Their myth of biological, cultural, and historical evolution fails them, and myth it is, whether one takes it in their sense, as an untruth or unreality, or in a sense more commonly used today, as a story of prehistory, an account of origins. According to this contemporary definition, every society needs its myth of origins in order to explain the why of things. In the past few centuries Western culture gradually abandoned the biblical “myth” of origins and replaced it with the Darwinian (and post-Darwinian) myth of evolution (we can substitute the term model for myth, as many would prefer to do). The model of evolution may go a long way toward explaining certain phenomena such as changes and development within species, but its usefulness ends there. Scientists put forth models or theories about phenomena and then examine the evidence to see which models or theories are best supported by the data; for example, the evidence our authors gather in support of monogamy in their final chapter. Our question is this: Does the evidence better fit the evolution model or the biblical creation model?

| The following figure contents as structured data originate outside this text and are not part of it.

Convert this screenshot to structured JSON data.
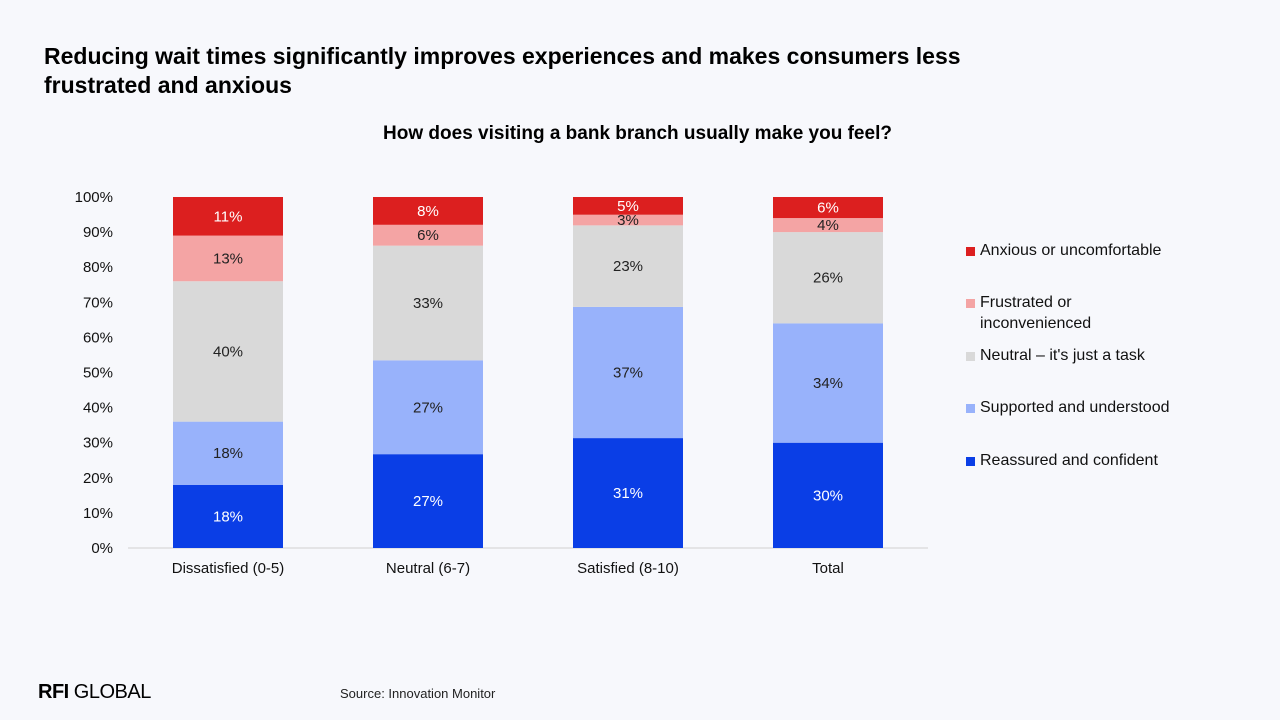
{
  "headline": "Reducing wait times significantly improves experiences and makes consumers less frustrated and anxious",
  "chart_data": {
    "type": "bar",
    "stacked": true,
    "title": "How does visiting a bank branch usually make you feel?",
    "categories": [
      "Dissatisfied (0-5)",
      "Neutral (6-7)",
      "Satisfied (8-10)",
      "Total"
    ],
    "yticks": [
      "0%",
      "10%",
      "20%",
      "30%",
      "40%",
      "50%",
      "60%",
      "70%",
      "80%",
      "90%",
      "100%"
    ],
    "ylim": [
      0,
      100
    ],
    "legend_position": "right",
    "grid": false,
    "series": [
      {
        "name": "Reassured and confident",
        "color": "#0a3ee6",
        "label_color": "#ffffff",
        "values": [
          18,
          27,
          31,
          30
        ],
        "labels": [
          "18%",
          "27%",
          "31%",
          "30%"
        ]
      },
      {
        "name": "Supported and understood",
        "color": "#98b2fb",
        "label_color": "#222222",
        "values": [
          18,
          27,
          37,
          34
        ],
        "labels": [
          "18%",
          "27%",
          "37%",
          "34%"
        ]
      },
      {
        "name": "Neutral – it's just a task",
        "color": "#d9d9d9",
        "label_color": "#222222",
        "values": [
          40,
          33,
          23,
          26
        ],
        "labels": [
          "40%",
          "33%",
          "23%",
          "26%"
        ]
      },
      {
        "name": "Frustrated or\ninconvenienced",
        "color": "#f4a4a4",
        "label_color": "#222222",
        "values": [
          13,
          6,
          3,
          4
        ],
        "labels": [
          "13%",
          "6%",
          "3%",
          "4%"
        ]
      },
      {
        "name": "Anxious or uncomfortable",
        "color": "#dc1f1f",
        "label_color": "#ffffff",
        "values": [
          11,
          8,
          5,
          6
        ],
        "labels": [
          "11%",
          "8%",
          "5%",
          "6%"
        ]
      }
    ]
  },
  "footer": {
    "logo_bold": "RFI",
    "logo_rest": " GLOBAL",
    "source": "Source: Innovation Monitor"
  }
}
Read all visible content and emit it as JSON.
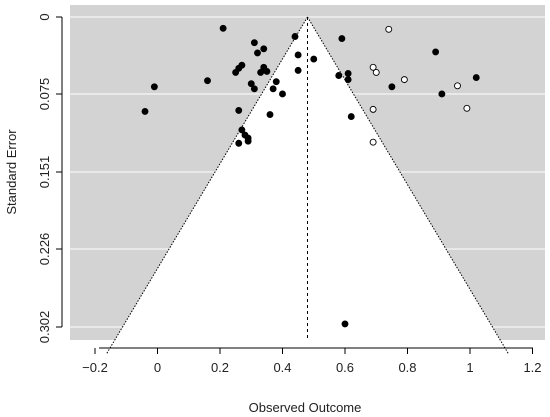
{
  "chart_data": {
    "type": "scatter",
    "subtype": "funnel-plot",
    "title": "",
    "xlabel": "Observed Outcome",
    "ylabel": "Standard Error",
    "xlim": [
      -0.28,
      1.24
    ],
    "ylim": [
      0,
      0.302
    ],
    "y_reversed": true,
    "x_ticks": [
      {
        "value": -0.2,
        "label": "−0.2"
      },
      {
        "value": 0,
        "label": "0"
      },
      {
        "value": 0.2,
        "label": "0.2"
      },
      {
        "value": 0.4,
        "label": "0.4"
      },
      {
        "value": 0.6,
        "label": "0.6"
      },
      {
        "value": 0.8,
        "label": "0.8"
      },
      {
        "value": 1,
        "label": "1"
      },
      {
        "value": 1.2,
        "label": "1.2"
      }
    ],
    "y_ticks": [
      {
        "value": 0,
        "label": "0"
      },
      {
        "value": 0.075,
        "label": "0.075"
      },
      {
        "value": 0.151,
        "label": "0.151"
      },
      {
        "value": 0.226,
        "label": "0.226"
      },
      {
        "value": 0.302,
        "label": "0.302"
      }
    ],
    "summary_estimate": 0.48,
    "funnel_z": 1.96,
    "colors": {
      "panel_background": "#d3d3d3",
      "funnel_fill": "#ffffff",
      "gridline": "#ffffff",
      "filled_point": "#000000",
      "open_point_fill": "#ffffff",
      "open_point_stroke": "#000000"
    },
    "series": [
      {
        "marker": "filled",
        "points": [
          {
            "x": -0.04,
            "y": 0.092
          },
          {
            "x": -0.01,
            "y": 0.068
          },
          {
            "x": 0.16,
            "y": 0.062
          },
          {
            "x": 0.21,
            "y": 0.011
          },
          {
            "x": 0.25,
            "y": 0.054
          },
          {
            "x": 0.26,
            "y": 0.05
          },
          {
            "x": 0.27,
            "y": 0.047
          },
          {
            "x": 0.26,
            "y": 0.091
          },
          {
            "x": 0.27,
            "y": 0.11
          },
          {
            "x": 0.28,
            "y": 0.115
          },
          {
            "x": 0.26,
            "y": 0.123
          },
          {
            "x": 0.29,
            "y": 0.118
          },
          {
            "x": 0.29,
            "y": 0.121
          },
          {
            "x": 0.3,
            "y": 0.065
          },
          {
            "x": 0.31,
            "y": 0.07
          },
          {
            "x": 0.31,
            "y": 0.025
          },
          {
            "x": 0.32,
            "y": 0.035
          },
          {
            "x": 0.33,
            "y": 0.054
          },
          {
            "x": 0.34,
            "y": 0.049
          },
          {
            "x": 0.34,
            "y": 0.051
          },
          {
            "x": 0.35,
            "y": 0.053
          },
          {
            "x": 0.34,
            "y": 0.031
          },
          {
            "x": 0.36,
            "y": 0.095
          },
          {
            "x": 0.37,
            "y": 0.07
          },
          {
            "x": 0.38,
            "y": 0.063
          },
          {
            "x": 0.4,
            "y": 0.075
          },
          {
            "x": 0.44,
            "y": 0.019
          },
          {
            "x": 0.45,
            "y": 0.037
          },
          {
            "x": 0.45,
            "y": 0.052
          },
          {
            "x": 0.5,
            "y": 0.041
          },
          {
            "x": 0.59,
            "y": 0.021
          },
          {
            "x": 0.58,
            "y": 0.057
          },
          {
            "x": 0.61,
            "y": 0.055
          },
          {
            "x": 0.61,
            "y": 0.061
          },
          {
            "x": 0.62,
            "y": 0.097
          },
          {
            "x": 0.6,
            "y": 0.299
          },
          {
            "x": 0.75,
            "y": 0.068
          },
          {
            "x": 0.89,
            "y": 0.034
          },
          {
            "x": 0.91,
            "y": 0.075
          },
          {
            "x": 1.02,
            "y": 0.059
          }
        ]
      },
      {
        "marker": "open",
        "points": [
          {
            "x": 0.74,
            "y": 0.012
          },
          {
            "x": 0.69,
            "y": 0.049
          },
          {
            "x": 0.7,
            "y": 0.054
          },
          {
            "x": 0.69,
            "y": 0.09
          },
          {
            "x": 0.69,
            "y": 0.122
          },
          {
            "x": 0.79,
            "y": 0.061
          },
          {
            "x": 0.96,
            "y": 0.067
          },
          {
            "x": 0.99,
            "y": 0.089
          }
        ]
      }
    ]
  }
}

They make many excellent points in favor of monogamy, among them a treatment of historian Denis de Rougemont’s view on the conflict in the West between passion and marriage. Our social structure stands on marriage, which, quoting de Rougemont, “cannot be founded on a fine ardor” (185). We are reminded of Jesus and Paul’s words on marriage. Civilization is rather founded, in Freud’s words, “on the repression of the instincts,” but also, according to our authors, “on the ascendancy of law” — indeed on “plain old-fashioned honesty and integrity” (189). They make a fine case for the deeply biblical notions of self-control and the power of social prohibition to aid in self-control (189). Their treatment of human jealousy and outline of possible historical developments that allowed for the practice of polygamy (e.g., the creation of large landowners who could afford to support more than one wife) flies in the face of their evolution model and supports the biblical model. Even their treatment of the biology of creatures speaks volumes on the incredible variety and design of human and animal reproductive tracts and practices. Take, for example, the enormously complex chemical warfare in fruit flies (128–29), or the mystery of women’s orgasms — a phenomenon that is totally unnecessary and irrelevant according to the evolution model (172–73), but, in the biblical model, is a supreme gift of God, who created sexuality.

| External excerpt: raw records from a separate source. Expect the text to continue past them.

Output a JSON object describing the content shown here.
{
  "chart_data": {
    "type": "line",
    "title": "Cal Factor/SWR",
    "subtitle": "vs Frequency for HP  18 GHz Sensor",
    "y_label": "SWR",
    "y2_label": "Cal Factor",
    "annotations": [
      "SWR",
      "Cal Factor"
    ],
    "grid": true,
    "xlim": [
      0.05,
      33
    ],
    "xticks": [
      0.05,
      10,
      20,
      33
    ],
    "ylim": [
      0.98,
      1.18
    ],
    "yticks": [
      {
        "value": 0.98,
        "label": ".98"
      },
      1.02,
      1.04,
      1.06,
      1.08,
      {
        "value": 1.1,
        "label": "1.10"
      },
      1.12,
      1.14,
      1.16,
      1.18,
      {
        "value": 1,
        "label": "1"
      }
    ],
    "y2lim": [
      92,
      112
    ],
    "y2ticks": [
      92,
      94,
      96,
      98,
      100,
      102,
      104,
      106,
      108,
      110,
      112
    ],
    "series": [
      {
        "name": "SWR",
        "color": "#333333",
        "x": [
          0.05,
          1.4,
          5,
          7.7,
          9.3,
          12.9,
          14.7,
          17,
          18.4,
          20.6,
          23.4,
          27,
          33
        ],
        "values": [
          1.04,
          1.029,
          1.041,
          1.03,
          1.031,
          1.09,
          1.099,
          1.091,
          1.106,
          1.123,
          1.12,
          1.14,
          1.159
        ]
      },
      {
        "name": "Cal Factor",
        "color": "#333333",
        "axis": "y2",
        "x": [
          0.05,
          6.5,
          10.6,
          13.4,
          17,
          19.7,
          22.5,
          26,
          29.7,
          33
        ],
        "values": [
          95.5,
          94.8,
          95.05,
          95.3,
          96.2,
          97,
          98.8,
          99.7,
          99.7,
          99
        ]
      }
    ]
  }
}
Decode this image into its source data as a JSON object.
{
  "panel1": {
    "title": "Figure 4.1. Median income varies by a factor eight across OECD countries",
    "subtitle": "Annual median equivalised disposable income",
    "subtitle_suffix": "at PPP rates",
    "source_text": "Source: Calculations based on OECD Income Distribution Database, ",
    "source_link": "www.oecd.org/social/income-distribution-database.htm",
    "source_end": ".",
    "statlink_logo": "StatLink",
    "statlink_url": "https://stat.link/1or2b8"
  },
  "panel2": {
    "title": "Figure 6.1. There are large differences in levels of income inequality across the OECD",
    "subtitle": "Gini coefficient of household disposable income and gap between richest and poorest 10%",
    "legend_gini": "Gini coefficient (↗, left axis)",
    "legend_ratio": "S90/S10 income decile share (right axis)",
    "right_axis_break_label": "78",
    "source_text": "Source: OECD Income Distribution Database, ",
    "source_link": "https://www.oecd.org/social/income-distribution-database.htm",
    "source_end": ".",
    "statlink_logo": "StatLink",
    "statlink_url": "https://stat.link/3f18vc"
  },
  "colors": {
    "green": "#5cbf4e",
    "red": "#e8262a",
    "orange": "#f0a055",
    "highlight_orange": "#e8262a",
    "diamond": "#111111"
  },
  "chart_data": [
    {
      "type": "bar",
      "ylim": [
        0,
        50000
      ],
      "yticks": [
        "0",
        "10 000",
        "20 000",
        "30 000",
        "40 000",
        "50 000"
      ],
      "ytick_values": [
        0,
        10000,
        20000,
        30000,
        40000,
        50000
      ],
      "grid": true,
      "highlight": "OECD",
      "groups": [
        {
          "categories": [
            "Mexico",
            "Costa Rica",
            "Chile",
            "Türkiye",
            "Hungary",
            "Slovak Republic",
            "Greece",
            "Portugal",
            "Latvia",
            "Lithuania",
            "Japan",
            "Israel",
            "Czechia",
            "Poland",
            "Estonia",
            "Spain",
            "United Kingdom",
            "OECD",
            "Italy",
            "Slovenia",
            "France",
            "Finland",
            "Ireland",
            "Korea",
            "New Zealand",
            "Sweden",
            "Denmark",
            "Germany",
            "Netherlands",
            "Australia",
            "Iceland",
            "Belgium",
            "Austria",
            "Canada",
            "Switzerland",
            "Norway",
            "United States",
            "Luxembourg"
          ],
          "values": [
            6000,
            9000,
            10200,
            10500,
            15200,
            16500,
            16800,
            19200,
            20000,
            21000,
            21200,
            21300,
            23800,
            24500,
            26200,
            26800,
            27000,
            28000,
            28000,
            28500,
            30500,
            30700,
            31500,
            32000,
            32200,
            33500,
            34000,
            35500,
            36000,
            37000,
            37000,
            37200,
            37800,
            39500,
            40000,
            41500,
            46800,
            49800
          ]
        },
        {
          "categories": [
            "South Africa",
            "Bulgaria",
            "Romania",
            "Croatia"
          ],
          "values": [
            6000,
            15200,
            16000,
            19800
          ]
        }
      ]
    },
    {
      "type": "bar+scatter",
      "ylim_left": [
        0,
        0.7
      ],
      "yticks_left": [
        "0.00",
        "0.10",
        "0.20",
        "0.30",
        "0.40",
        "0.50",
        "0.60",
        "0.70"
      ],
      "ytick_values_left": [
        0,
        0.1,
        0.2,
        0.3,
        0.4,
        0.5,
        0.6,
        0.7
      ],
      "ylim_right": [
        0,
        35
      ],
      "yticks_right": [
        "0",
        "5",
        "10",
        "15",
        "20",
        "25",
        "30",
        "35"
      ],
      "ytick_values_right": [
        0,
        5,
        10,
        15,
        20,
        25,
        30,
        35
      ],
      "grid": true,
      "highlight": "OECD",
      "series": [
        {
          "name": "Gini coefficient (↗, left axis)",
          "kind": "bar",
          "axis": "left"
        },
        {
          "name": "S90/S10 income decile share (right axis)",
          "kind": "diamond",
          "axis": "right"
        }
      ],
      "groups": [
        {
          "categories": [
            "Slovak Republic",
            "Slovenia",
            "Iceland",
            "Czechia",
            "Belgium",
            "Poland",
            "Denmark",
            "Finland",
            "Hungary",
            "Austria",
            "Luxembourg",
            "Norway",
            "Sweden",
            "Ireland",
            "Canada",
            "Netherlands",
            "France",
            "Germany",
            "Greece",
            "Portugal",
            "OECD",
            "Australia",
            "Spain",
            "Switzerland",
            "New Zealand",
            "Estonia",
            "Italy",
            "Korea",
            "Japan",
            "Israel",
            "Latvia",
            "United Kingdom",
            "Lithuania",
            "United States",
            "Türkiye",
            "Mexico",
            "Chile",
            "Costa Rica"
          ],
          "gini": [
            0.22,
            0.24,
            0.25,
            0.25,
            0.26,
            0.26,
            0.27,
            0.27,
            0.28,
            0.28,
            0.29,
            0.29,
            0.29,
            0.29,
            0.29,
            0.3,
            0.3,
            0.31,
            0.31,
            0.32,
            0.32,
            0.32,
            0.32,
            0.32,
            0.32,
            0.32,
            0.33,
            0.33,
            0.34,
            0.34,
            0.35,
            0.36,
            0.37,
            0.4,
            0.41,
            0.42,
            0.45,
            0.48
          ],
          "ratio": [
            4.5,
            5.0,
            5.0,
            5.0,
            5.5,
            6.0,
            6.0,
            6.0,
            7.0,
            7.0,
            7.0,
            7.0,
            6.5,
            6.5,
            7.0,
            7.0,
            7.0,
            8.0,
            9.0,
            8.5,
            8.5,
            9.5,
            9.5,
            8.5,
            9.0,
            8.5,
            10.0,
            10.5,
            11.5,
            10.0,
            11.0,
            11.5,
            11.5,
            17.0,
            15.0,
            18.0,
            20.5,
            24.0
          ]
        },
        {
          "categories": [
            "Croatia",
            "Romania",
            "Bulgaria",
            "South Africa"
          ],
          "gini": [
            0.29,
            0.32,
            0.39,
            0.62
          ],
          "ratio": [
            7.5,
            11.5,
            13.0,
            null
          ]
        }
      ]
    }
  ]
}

Their last paragraph is the most telling. They conclude, “Monogamy among animals is a matter of biology. So is monogamy among human beings. But in the human case, monogamy is more. It is also a matter of psychology, sociology, anthropology, economics, law, ethics, theology, literature…. Not to mention love, trust, hope, disillusionment, fear, anger…life, and death. And just about everything else” (191–92). The evolution model leaves room only for biology — and a limited biology at that. The authors are left with a reductionism that can explain human complexity only in terms of our huge brain (187). The biblical model gives us good biology — and everything else.